1. Les enfants ne rechignent plus à aller au lit

Après le brossage de dents et le pyjama, c’est l’heure de l’histoire, tous ensembles au lit ! Qu’on est bien tous ensemble. Les enfants n’ont plus peur de s’endormir car ils se sentent en sécurité, ils savent qu’on est à côté d’eux.
Dans son livre The Child in The Family, Maria Montessori parle des enfants qui ne veulent pas aller se coucher seul et que l’on traduit souvent comme des caprices. Elle nous dit qu’il s’agit en fait du profond amour et de la grande confiance qu’ils portent à leurs parents. Ils les aiment tant qu’ils ne veulent pas se séparer d’eux, même la nuit, et s’ils ont peur du noir, c’est vers les êtres qui leur sont le plus chers qu’ils se tournent.

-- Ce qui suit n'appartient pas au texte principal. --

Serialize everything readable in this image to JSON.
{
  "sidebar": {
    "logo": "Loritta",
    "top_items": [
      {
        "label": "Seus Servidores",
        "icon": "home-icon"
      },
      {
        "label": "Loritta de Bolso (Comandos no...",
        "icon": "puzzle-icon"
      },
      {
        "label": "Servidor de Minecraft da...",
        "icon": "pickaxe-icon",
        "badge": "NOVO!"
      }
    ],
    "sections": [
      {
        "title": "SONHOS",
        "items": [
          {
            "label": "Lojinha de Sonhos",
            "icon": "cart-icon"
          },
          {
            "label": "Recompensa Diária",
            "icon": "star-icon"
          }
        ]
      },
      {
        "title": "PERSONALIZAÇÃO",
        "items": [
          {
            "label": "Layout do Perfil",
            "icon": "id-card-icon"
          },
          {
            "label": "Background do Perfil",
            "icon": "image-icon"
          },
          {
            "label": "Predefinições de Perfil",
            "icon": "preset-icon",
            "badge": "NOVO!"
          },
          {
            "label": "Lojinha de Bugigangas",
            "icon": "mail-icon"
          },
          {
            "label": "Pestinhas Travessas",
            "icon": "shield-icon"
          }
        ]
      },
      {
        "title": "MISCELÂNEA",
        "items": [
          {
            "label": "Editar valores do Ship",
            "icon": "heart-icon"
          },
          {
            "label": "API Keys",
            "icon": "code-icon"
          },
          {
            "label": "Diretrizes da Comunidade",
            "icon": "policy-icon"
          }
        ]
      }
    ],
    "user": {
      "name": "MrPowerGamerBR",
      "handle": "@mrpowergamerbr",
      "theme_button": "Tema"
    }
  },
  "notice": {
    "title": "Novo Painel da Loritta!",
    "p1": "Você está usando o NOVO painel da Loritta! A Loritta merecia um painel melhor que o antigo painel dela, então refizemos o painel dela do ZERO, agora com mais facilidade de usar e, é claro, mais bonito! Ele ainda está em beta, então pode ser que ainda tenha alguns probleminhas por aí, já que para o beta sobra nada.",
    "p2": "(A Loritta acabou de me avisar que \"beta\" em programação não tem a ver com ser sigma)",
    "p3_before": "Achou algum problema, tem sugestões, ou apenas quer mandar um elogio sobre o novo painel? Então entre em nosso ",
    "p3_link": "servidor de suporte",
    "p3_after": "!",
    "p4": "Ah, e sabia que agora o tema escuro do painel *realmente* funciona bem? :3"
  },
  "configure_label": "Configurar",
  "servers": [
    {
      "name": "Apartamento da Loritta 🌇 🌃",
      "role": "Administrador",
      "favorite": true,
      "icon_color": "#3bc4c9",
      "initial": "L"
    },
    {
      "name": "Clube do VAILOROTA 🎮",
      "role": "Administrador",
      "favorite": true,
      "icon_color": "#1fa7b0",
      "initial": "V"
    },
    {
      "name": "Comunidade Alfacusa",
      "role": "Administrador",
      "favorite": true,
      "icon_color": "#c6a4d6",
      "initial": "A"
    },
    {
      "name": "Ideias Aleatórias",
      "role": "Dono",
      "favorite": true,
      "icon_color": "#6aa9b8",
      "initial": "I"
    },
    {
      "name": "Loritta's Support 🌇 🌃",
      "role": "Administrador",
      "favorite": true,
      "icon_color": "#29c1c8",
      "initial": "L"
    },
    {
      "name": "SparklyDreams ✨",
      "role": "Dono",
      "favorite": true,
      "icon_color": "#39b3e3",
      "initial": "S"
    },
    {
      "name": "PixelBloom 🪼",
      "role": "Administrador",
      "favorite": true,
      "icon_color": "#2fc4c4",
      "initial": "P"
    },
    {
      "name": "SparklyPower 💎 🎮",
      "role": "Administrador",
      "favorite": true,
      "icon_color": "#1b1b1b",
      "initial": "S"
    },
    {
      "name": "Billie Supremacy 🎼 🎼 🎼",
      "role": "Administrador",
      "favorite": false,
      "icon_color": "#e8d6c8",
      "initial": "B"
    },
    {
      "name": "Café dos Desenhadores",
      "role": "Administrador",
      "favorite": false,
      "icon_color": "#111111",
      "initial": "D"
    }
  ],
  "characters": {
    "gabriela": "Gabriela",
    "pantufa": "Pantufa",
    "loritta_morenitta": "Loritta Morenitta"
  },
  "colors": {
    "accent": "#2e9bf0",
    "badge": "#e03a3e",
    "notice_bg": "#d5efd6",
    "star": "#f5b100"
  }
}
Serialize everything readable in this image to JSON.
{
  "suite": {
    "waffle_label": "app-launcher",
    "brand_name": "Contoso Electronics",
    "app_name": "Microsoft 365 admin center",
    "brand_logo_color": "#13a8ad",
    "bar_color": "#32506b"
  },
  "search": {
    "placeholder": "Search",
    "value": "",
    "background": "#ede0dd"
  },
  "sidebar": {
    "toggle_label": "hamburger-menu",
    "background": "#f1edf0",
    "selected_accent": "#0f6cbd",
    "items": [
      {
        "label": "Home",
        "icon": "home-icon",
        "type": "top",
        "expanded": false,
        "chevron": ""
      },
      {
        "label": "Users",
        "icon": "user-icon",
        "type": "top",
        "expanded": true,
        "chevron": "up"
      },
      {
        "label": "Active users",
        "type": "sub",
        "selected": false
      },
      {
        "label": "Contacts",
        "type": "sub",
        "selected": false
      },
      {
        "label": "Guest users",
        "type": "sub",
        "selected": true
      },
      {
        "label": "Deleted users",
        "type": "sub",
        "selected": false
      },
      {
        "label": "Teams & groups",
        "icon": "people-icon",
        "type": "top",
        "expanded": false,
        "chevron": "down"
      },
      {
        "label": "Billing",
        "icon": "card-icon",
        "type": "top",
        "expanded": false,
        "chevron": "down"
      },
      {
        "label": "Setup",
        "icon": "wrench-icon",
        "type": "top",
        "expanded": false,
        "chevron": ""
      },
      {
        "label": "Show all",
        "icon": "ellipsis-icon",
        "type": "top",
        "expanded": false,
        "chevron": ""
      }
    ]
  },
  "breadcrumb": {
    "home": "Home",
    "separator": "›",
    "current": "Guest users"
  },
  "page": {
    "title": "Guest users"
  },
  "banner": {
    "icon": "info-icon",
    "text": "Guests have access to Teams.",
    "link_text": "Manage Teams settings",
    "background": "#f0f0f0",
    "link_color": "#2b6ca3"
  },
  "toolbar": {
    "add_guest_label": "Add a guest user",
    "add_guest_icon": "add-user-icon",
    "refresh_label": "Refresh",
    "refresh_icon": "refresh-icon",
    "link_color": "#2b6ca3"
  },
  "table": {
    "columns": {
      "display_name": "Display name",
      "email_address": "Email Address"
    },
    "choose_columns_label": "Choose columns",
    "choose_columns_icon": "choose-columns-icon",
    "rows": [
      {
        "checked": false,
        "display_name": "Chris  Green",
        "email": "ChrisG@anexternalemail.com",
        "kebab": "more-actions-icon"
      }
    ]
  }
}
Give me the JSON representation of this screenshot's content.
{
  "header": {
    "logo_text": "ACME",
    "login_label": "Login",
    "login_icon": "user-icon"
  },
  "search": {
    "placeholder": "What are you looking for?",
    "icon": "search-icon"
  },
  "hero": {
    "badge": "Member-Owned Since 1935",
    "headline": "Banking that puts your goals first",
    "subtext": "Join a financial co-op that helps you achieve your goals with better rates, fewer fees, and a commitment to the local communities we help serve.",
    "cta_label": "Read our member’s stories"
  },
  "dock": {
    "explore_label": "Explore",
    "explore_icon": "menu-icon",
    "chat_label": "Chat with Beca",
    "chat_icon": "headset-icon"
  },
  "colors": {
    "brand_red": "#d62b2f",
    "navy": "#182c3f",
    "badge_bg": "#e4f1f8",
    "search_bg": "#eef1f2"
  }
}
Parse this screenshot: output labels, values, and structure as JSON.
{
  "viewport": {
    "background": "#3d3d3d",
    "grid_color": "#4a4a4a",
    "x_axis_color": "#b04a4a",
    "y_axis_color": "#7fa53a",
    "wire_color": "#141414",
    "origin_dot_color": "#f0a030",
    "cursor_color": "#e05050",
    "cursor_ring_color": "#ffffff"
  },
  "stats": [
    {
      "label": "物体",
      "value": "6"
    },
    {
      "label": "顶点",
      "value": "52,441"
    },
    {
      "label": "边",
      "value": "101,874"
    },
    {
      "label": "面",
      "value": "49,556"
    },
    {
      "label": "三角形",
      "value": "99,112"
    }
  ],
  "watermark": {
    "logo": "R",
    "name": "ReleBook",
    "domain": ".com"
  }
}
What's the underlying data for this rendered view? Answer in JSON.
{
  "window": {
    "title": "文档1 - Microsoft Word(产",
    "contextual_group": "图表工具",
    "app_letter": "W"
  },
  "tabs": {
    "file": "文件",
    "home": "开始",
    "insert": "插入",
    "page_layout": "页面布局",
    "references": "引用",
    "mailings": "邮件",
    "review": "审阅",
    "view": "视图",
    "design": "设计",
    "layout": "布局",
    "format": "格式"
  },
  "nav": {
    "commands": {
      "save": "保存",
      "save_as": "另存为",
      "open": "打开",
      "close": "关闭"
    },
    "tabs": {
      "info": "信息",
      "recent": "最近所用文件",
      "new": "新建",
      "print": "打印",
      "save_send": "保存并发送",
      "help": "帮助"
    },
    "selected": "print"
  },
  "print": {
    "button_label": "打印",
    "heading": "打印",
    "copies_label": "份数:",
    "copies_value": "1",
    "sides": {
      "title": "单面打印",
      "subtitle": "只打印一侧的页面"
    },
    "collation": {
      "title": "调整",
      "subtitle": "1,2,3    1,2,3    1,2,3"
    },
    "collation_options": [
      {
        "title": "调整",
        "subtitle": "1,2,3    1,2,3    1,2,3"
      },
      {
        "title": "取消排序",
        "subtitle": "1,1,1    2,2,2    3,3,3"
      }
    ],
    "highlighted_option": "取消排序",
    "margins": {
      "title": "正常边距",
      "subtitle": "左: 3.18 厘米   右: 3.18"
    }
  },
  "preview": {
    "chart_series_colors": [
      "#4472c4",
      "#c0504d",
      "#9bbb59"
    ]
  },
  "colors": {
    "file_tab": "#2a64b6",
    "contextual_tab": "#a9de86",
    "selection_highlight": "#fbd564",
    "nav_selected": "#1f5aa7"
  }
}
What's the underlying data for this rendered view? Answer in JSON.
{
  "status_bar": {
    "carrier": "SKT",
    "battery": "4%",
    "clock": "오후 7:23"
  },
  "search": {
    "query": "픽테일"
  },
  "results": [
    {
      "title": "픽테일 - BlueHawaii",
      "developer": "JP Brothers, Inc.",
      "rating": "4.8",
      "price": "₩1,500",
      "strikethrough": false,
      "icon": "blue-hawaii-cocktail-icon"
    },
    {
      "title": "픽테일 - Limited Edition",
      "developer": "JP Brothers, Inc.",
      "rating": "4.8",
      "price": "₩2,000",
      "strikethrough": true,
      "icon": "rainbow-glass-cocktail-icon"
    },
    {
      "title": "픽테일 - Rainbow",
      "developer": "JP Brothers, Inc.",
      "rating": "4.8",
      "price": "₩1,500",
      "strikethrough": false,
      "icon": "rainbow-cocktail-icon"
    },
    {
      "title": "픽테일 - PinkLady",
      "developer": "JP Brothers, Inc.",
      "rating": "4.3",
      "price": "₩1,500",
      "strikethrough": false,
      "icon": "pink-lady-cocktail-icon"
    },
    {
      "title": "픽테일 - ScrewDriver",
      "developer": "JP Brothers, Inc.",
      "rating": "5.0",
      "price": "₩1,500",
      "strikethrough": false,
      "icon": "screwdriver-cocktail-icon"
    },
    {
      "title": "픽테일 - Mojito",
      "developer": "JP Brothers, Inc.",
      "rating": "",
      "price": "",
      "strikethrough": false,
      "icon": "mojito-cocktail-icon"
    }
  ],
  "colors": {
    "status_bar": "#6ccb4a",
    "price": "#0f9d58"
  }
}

2. Je m’endors aussi plus vite

Je m’endors avec eux. Je ne me relève pas systématiquement. Cela m’aide à éviter de passer du temps devant la télé, les écrans, de manger plus … Que de sommeil gagné !

3. Le temps d’excitation est transformé en temps de complicité

Nous avons un temps calme pour discuter de la journée passée (“Quel est le moment que tu as préféré aujourd’hui ?”) avant de s’endormir ensemble. Cette habitude nous a permis de nous reposer, de gagner un temps de sommeil précieux pour les enfants et les parents. Cela a également permis de calmer les tensions liées à la « mise au lit ».
Je sais, pour l’avoir partagé avec de nombreux parents lors de rencontres que le sujet du cododo est un sujet épineux. Il ne faut pas le voir comme une pratique systématique, un truc à faire ou à ne pas faire, mais comme une option possible en fonction de l’ambiance dans la famille, des peurs des enfants, du mode de vie des parents, de leur attachement à leur propre chambre… Il n’y a pas de contre-indication si ce n’est :

  • l’organisation matérielle (pas de tabac, pas de substance diminuant l’état de conscience des parents, pas de vide où le bébé pourrait tomber)
  • l’instinct, l’envie de partager le sommeil en famille

Ce que je vous propose :

  • Pour ceux d’entre vous qui ne l’ont pas testé et qui « ne s’en sortent pas » avec le moment du coucher, de le tester et de mettre en commentaires vos réactions. Que risquez-vous ?
  • Pour ceux d’entre vous qui le pratiquent ou l’ont pratiqué, de nous faire part de vos ressentis dans les commentaires.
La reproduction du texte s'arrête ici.